Press Releases April 1, 2026

Idea Acquisition Corp. Announces the Separate Trading of its Class A Ordinary Shares and Warrants, Commencing on or about April 6, 2026

Idea Acquisition Corp. to allow separate trading of Class A shares and warrants starting April 6, 2026

By Hana Yamamoto IACO
Idea Acquisition Corp. Announces the Separate Trading of its Class A Ordinary Shares and Warrants, Commencing on or about April 6, 2026
IACO

Idea Acquisition Corp., a Nasdaq-listed special purpose acquisition company (SPAC), announced that holders of its units from the initial public offering may elect to trade their Class A ordinary shares and warrants separately beginning on or about April 6, 2026. Units not separated will continue to trade under the existing unit symbol. The move is part of the company's ongoing regulatory compliance and capital market strategy as it searches for its initial business combination.

Key Points

  • Idea Acquisition Corp. completed its IPO on February 12, 2026, issuing 35 million units.
  • Starting approximately April 6, 2026, the Class A shares and warrants included in these units can be traded separately on The Nasdaq Global Market under the symbols IACO (shares) and IACOW (warrants).
  • This separation offers investors greater flexibility in trading components of the units before the company's initial business combination.

Los Angeles, Calif., April 01, 2026 (GLOBE NEWSWIRE) -- Idea Acquisition Corp. (Nasdaq: IACO) (the “Company”) today announced that holders of the units sold in the Company’s initial public offering of 35,000,000 units, completed on February 12, 2026 (the “Offering”), may elect to separately trade the Class A ordinary shares and warrants included in the units commencing on or about April 6, 2026. Any units not separated will continue to trade on The Nasdaq Global Market under the symbol “IACOU,” and each of the Class A ordinary shares and warrants will separately trade on The Nasdaq Global Market under the symbols “IACO” and “IACOW,” respectively. No fractional warrants will be issued upon separation of the units and only whole warrants will trade. Holders of units will need to have their brokers contact Continental Stock Transfer & Trust Company, the Company’s transfer agent, in order to separate the units into Class A ordinary shares and warrants.

A registration statement relating to these securities was declared effective by the U.S. Securities and Exchange Commission (the “SEC”) on February 10, 2026. This press release shall not constitute an offer to sell or the solicitation of an offer to buy, nor shall there be any sale of these securities in any state or jurisdiction in which such offer, solicitation, or sale would be unlawful prior to registration or qualification under the securities laws of any such state or jurisdiction.

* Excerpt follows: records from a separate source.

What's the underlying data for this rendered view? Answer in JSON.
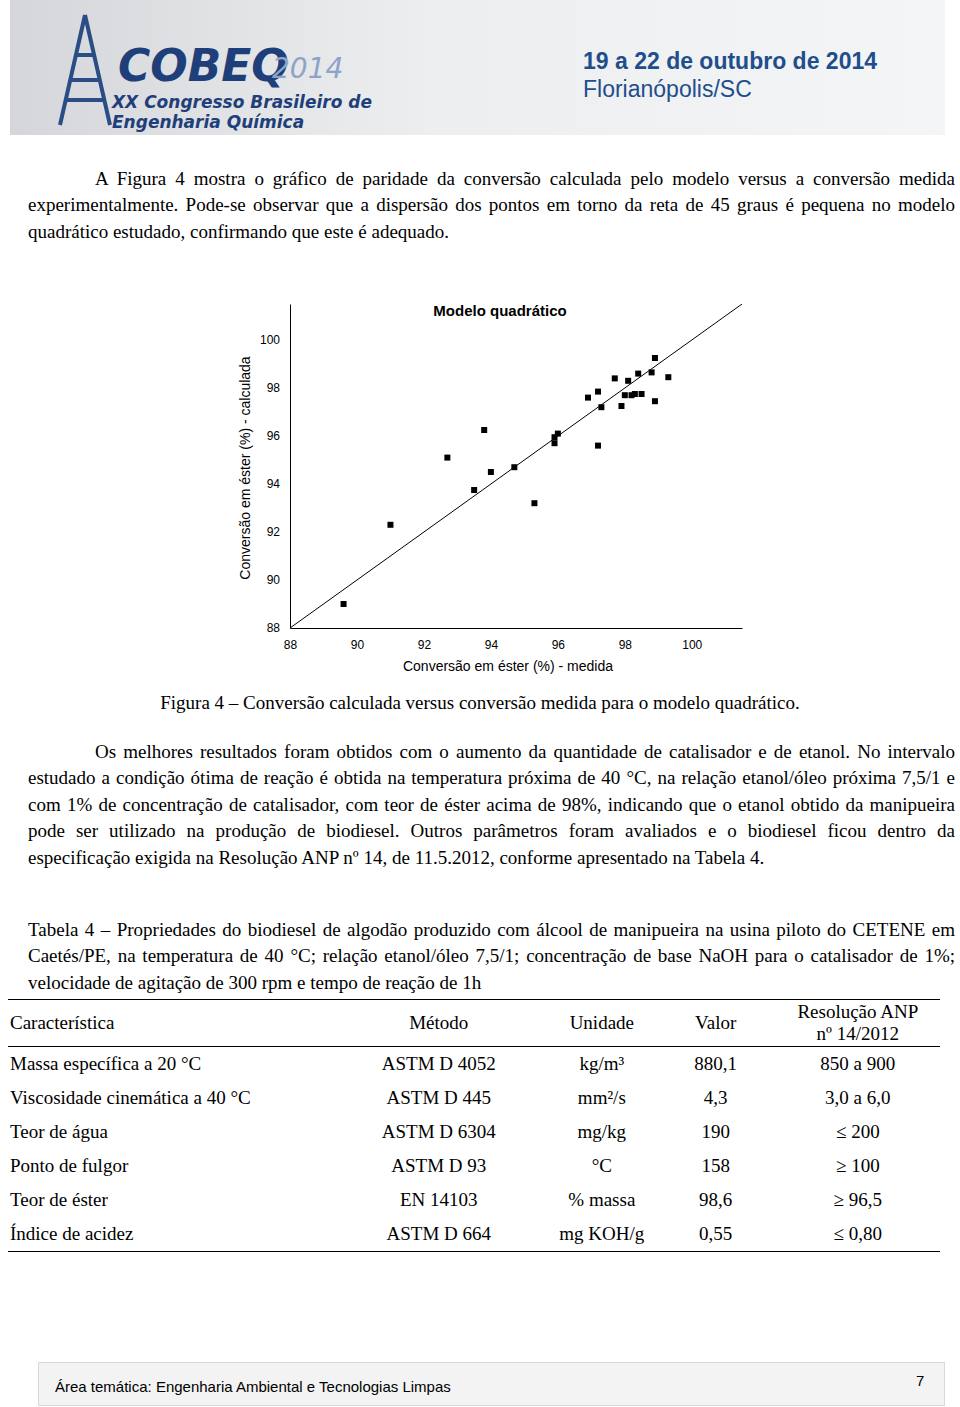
{
  "header": {
    "logo_main": "COBEQ",
    "logo_year": "2014",
    "logo_line1": "XX Congresso Brasileiro de",
    "logo_line2": "Engenharia Química",
    "dates": "19 a 22 de outubro de 2014",
    "place": "Florianópolis/SC"
  },
  "paragraphs": [
    "A Figura 4 mostra o gráfico de paridade da conversão calculada pelo modelo versus a conversão medida experimentalmente. Pode-se observar que a dispersão dos pontos em torno da reta de 45 graus é pequena no modelo quadrático estudado, confirmando que este é adequado.",
    "Os melhores resultados foram obtidos com o aumento da quantidade de catalisador e de etanol. No intervalo estudado a condição ótima de reação é obtida na temperatura próxima de 40 °C, na relação etanol/óleo próxima 7,5/1 e com 1% de concentração de catalisador, com teor de éster acima de 98%, indicando que o etanol obtido da manipueira pode ser utilizado na produção de biodiesel. Outros parâmetros foram avaliados e o biodiesel ficou dentro da especificação exigida na Resolução ANP nº 14, de 11.5.2012, conforme apresentado na Tabela 4."
  ],
  "chart_data": {
    "type": "scatter",
    "title": "Modelo quadrático",
    "x_label": "Conversão em éster (%) - medida",
    "y_label": "Conversão em éster (%) - calculada",
    "x": [
      89.6,
      91.0,
      92.7,
      93.5,
      93.8,
      94.0,
      94.7,
      95.3,
      95.9,
      95.9,
      96.0,
      96.9,
      97.2,
      97.2,
      97.3,
      97.7,
      97.9,
      98.0,
      98.1,
      98.2,
      98.3,
      98.4,
      98.5,
      98.8,
      98.9,
      98.9,
      99.3
    ],
    "values": [
      89.0,
      92.3,
      95.1,
      93.75,
      96.25,
      94.5,
      94.7,
      93.2,
      95.7,
      95.95,
      96.1,
      97.6,
      97.85,
      95.6,
      97.2,
      98.4,
      97.25,
      97.7,
      98.3,
      97.7,
      97.75,
      98.6,
      97.75,
      98.65,
      99.25,
      97.45,
      98.45
    ],
    "color": "#000000",
    "marker": "square",
    "xlim": [
      88,
      101.5
    ],
    "ylim": [
      88,
      101.5
    ],
    "xticks": [
      88,
      90,
      92,
      94,
      96,
      98,
      100
    ],
    "yticks": [
      88,
      90,
      92,
      94,
      96,
      98,
      100
    ],
    "grid": false
  },
  "figure_caption": "Figura 4 – Conversão calculada versus conversão medida para o modelo quadrático.",
  "table": {
    "caption": "Tabela 4 – Propriedades do biodiesel de algodão produzido com álcool de manipueira na usina piloto do CETENE em Caetés/PE, na temperatura de 40 °C; relação etanol/óleo 7,5/1; concentração de base NaOH para o catalisador de 1%; velocidade de agitação de 300 rpm e tempo de reação de 1h",
    "columns": [
      "Característica",
      "Método",
      "Unidade",
      "Valor",
      "Resolução ANP\nnº 14/2012"
    ],
    "rows": [
      [
        "Massa específica a 20 °C",
        "ASTM D 4052",
        "kg/m³",
        "880,1",
        "850 a 900"
      ],
      [
        "Viscosidade cinemática a 40 °C",
        "ASTM D 445",
        "mm²/s",
        "4,3",
        "3,0 a 6,0"
      ],
      [
        "Teor de água",
        "ASTM D 6304",
        "mg/kg",
        "190",
        "≤ 200"
      ],
      [
        "Ponto de fulgor",
        "ASTM D 93",
        "°C",
        "158",
        "≥ 100"
      ],
      [
        "Teor de éster",
        "EN 14103",
        "% massa",
        "98,6",
        "≥ 96,5"
      ],
      [
        "Índice de acidez",
        "ASTM D 664",
        "mg KOH/g",
        "0,55",
        "≤ 0,80"
      ]
    ]
  },
  "footer": {
    "area": "Área temática: Engenharia Ambiental e Tecnologias Limpas",
    "page": "7"
  }
}
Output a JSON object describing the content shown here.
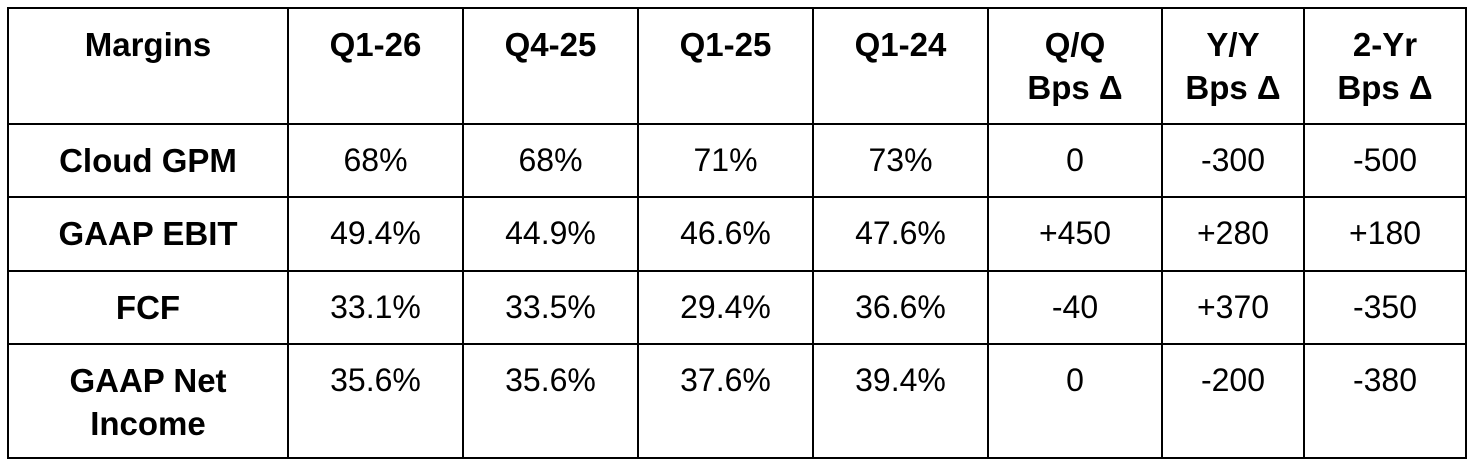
{
  "table": {
    "header": [
      "Margins",
      "Q1-26",
      "Q4-25",
      "Q1-25",
      "Q1-24",
      "Q/Q\nBps Δ",
      "Y/Y\nBps Δ",
      "2-Yr\nBps Δ"
    ],
    "rows": [
      [
        "Cloud GPM",
        "68%",
        "68%",
        "71%",
        "73%",
        "0",
        "-300",
        "-500"
      ],
      [
        "GAAP EBIT",
        "49.4%",
        "44.9%",
        "46.6%",
        "47.6%",
        "+450",
        "+280",
        "+180"
      ],
      [
        "FCF",
        "33.1%",
        "33.5%",
        "29.4%",
        "36.6%",
        "-40",
        "+370",
        "-350"
      ],
      [
        "GAAP Net\nIncome",
        "35.6%",
        "35.6%",
        "37.6%",
        "39.4%",
        "0",
        "-200",
        "-380"
      ]
    ]
  }
}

Cautionary Note Concerning Forward-Looking Statements

This press release contains statements that constitute “forward-looking statements,” including with respect to the Company’s search for an initial business combination. Forward-looking statements are subject to numerous conditions, many of which are beyond the control of the Company, including those set forth in the Risk Factors section of the Company’s registration statement for the Offering filed with the SEC. Copies are available on the SEC’s website, www.sec.gov. The Company undertakes no obligation to update these statements for revisions or changes after the date of this release, except as required by law.

Contact

Ryan Shea
Chief Operating Officer
Idea Acquisition Corp.
[email protected]


Risks

  • The forward-looking statements related to the company's search for a business combination carry inherent uncertainties and risks beyond management's control.
  • Market acceptance and liquidity of separately traded shares and warrants could vary, affecting investor sentiment and stock performance.
  • Regulatory and registration conditions continue to apply, potentially impacting the timing and structure of the company's business combination process.